Replacing human tissue will be­come a normal activity. Parts that need to be replaced, for example, a kidney, will be grown inside of pa­tients through tissue taken from per­son’s own body, eliminating all issues of matching groups and ensuring that new organ is compatible with pa­tients DNA. The new organ growth will make transplantation obsolete and leave behind diseased organ by rejuvenating and supplanting it.
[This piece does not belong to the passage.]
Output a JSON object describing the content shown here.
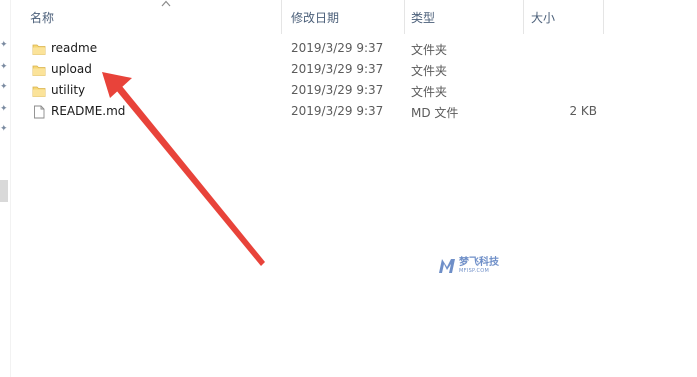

No more will there be one-size-fits-all types of medicines. Drugs will become increasingly specialized. Side effects of drugs will be eliminated as drugs are made for individual speci­fications. Drug companies will have amassed data of an individual from when he/she was a foetus in their mother’s womb till their contempo­rary age. Furthermore, they would also have access to other medically relevant information from genetics to DNA, which would allow them to make medication specific to particu­lar human.

One last look at healthcare of 2030s, reveals made-to-order com­missioned babies. There will be sperm and egg banks with a rate card and desirous to be parents can choose sperm or eggs. So, the sperm could belong to a good-looking film star or a hulk sized wrestler or a rich indus­trialist. You can shop for the type of children that you want. Whether that is ethically correct, is a matter of con­jecture and discussion, so we leave it at that.

As I pack my crystal ball, a word of caution. Modern healthcare inno­vations prolong human existence, re­duce pain and alleviate suffering, but many a time cross ethical and moral boundaries. Today, medicine has made many things possible that our grandparents would not even be able to contemplate. Who would have thought that a 60-year-old woman could have a baby? We have been able to identify genetic codes to perfec­tion, but instead of using this to cure diseases, we leverage this to monitor unborn female children so that they can be aborted. We must ensure that increasing technology does not tran­scend ethical and moral values.